El errado enfoque de gestión basado en consecuencias

El desarrollo y mantención de una Cultura Segura o Preventiva al interior de las empresas requiere, entre otros, la detección de conductas de riesgo y la consolidación de hábitos seguros. En otros artículos he expuesto que tras la conducta de riesgo existe una predisposición particular llamada “actitud temeraria” o “riesgosa”, y que en definitiva podemos identificarlas y mejorarlas a través de reaprendizajes significativos, cambios en la relación costo/beneficio, etc.

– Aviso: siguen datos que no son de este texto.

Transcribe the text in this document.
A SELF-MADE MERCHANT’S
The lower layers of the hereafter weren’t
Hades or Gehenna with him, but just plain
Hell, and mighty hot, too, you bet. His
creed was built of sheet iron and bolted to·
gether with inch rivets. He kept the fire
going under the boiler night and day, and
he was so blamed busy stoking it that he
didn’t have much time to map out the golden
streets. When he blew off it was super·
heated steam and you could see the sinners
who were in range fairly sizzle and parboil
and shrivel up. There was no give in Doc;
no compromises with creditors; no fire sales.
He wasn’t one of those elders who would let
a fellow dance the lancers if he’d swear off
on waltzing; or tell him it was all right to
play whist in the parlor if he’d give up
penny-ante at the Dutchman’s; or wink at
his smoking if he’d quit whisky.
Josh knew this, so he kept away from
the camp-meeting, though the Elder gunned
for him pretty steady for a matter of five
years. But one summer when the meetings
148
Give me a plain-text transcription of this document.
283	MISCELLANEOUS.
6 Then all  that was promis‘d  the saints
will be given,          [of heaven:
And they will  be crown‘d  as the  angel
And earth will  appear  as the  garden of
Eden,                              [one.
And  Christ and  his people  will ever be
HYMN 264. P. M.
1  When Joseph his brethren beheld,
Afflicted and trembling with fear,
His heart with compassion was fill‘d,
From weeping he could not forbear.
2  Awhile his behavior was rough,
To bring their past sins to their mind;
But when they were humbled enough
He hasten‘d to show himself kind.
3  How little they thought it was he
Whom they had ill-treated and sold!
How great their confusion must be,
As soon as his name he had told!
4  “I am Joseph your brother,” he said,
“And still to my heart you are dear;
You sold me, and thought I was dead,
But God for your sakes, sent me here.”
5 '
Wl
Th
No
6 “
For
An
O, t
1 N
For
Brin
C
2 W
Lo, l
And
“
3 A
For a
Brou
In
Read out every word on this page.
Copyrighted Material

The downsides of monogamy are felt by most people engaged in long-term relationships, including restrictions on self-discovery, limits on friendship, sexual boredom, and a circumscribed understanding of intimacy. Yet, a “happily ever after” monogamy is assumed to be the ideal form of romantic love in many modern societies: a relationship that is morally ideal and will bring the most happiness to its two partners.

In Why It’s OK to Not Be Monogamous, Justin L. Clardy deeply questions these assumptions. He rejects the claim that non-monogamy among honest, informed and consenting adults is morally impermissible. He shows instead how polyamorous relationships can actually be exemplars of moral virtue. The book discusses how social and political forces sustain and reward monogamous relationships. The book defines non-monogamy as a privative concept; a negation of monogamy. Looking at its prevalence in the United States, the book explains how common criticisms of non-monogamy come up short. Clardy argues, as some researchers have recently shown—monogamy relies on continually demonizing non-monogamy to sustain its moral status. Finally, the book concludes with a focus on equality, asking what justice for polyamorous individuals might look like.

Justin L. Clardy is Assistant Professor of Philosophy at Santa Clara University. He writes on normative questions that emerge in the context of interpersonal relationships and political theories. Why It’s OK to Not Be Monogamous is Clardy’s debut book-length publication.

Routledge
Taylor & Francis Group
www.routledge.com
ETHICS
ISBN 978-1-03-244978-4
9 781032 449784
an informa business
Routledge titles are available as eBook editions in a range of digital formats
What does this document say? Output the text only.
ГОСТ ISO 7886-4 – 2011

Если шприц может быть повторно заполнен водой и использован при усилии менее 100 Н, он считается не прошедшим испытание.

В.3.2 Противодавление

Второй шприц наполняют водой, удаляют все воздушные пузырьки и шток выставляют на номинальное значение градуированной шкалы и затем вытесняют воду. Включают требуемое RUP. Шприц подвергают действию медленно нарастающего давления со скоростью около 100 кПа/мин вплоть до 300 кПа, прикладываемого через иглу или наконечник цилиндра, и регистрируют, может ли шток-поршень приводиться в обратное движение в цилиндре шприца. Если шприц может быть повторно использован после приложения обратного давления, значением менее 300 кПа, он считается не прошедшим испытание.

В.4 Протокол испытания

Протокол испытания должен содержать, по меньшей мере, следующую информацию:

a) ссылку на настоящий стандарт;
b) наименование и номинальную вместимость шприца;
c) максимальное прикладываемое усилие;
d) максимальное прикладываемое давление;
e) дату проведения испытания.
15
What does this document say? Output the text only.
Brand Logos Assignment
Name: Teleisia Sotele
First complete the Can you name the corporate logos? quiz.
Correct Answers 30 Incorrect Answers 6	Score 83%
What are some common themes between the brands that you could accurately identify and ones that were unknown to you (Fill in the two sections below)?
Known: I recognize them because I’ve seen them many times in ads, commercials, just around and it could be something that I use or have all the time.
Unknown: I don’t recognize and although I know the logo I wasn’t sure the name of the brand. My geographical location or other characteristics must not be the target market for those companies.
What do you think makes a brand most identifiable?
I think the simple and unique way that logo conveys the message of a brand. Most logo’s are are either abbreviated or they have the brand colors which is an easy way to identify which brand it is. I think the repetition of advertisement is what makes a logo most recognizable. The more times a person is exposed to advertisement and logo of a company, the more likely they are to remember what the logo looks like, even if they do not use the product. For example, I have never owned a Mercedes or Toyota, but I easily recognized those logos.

Intervenir conductas requiere de un consenso respecto de lo que entendemos (realmente) por “conducta de riesgo” y de la “urgencia” de aplicación de una retroalimentación o acciones disciplinarias, dependiendo del caso. No basta con enumerar las conductas de riesgo asociadas a un proceso sino que debemos crear “conciencia” en todos y cada uno de los trabajadores respecto de una sensata relación conducta/consecuencia.

De acuerdo a Jane Dryden (2009), “…juzgamos a la gente con mayor severidad cuando sus actos causan graves daños, que cuando con un poco de suerte esos mismos actos, no causan daño alguno”. En términos prácticos, tendemos a evaluar los actos en función de sus consecuencias. O como en uno de sus capítulos de la serie Dr. House, él decía: “los errores son tan graves como las consecuencias que traen”.

En otras palabras, redactar y socializar que “transitar por zonas no demarcadas” o “sobre cierta velocidad” están prohibidos por las (posibles) consecuencias analizadas, no genera una cultura preventiva basada en norma y actitud si la “experiencia” y el “sentido común” engañan sigilosamente a los trabajadores. Si un trabajador es más eficiente realizando conductas de riesgo con cero consecuencias, entonces cuestionará las normas de seguridad creando una actitud contraria a la norma, o temeraria. Por lo mismo, cuando no existen consecuencias negativas, se tiende a hacer “vista gorda” de las conductas de riesgo, sobre todo por los supervisores configurando un nivel peligroso de “permisividad”.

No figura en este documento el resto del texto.